Однако судьбе было угодно распорядиться иначе. После недельного безостановочного перехода через весь Декан в лагерь прибыл харкара. Когда изнуренный тяжелым пробегом верблюд подогнул длинные ноги и с жалобным ревом лег на брюхо возле палатки Типу, харкара уронил пику и не слез, а рухнул с седла — так у него затекли ноги. К нему уже спешил Саэд Мухаммад с десятком своих людей.
— Важная депеша от бахадура![84] — прохрипел харкара. — Доложи шахзаде!

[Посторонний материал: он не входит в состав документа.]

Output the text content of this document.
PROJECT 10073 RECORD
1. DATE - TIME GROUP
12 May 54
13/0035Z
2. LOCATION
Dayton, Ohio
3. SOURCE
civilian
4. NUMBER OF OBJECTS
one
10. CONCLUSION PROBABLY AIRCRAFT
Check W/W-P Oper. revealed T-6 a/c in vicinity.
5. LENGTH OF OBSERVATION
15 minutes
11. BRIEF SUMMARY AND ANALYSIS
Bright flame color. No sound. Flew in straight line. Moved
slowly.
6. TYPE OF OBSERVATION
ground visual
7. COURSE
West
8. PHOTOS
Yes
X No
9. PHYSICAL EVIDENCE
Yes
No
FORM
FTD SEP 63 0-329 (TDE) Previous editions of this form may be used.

Саэд Мухаммад кинулся в палатку Типу и тотчас же ввел туда гонца. Харкара, достав из сумки металлическую трубку с запечатанной в ней бумагой, коснулся ею лба и обеими руками передал Типу. Тот с удивлением и тревогой смотрел на всклокоченного вестника. Харкара прибыл, как видно, в великой спешке и был до предела измучен. Тюрбан его и одежда были в густой пыли.
— Что такое?
— Джахан панах велел мне не останавливаться в пути и передать письмо только тебе, шахзада, и больше никому. Вот оно! Я берег его пуще глаза...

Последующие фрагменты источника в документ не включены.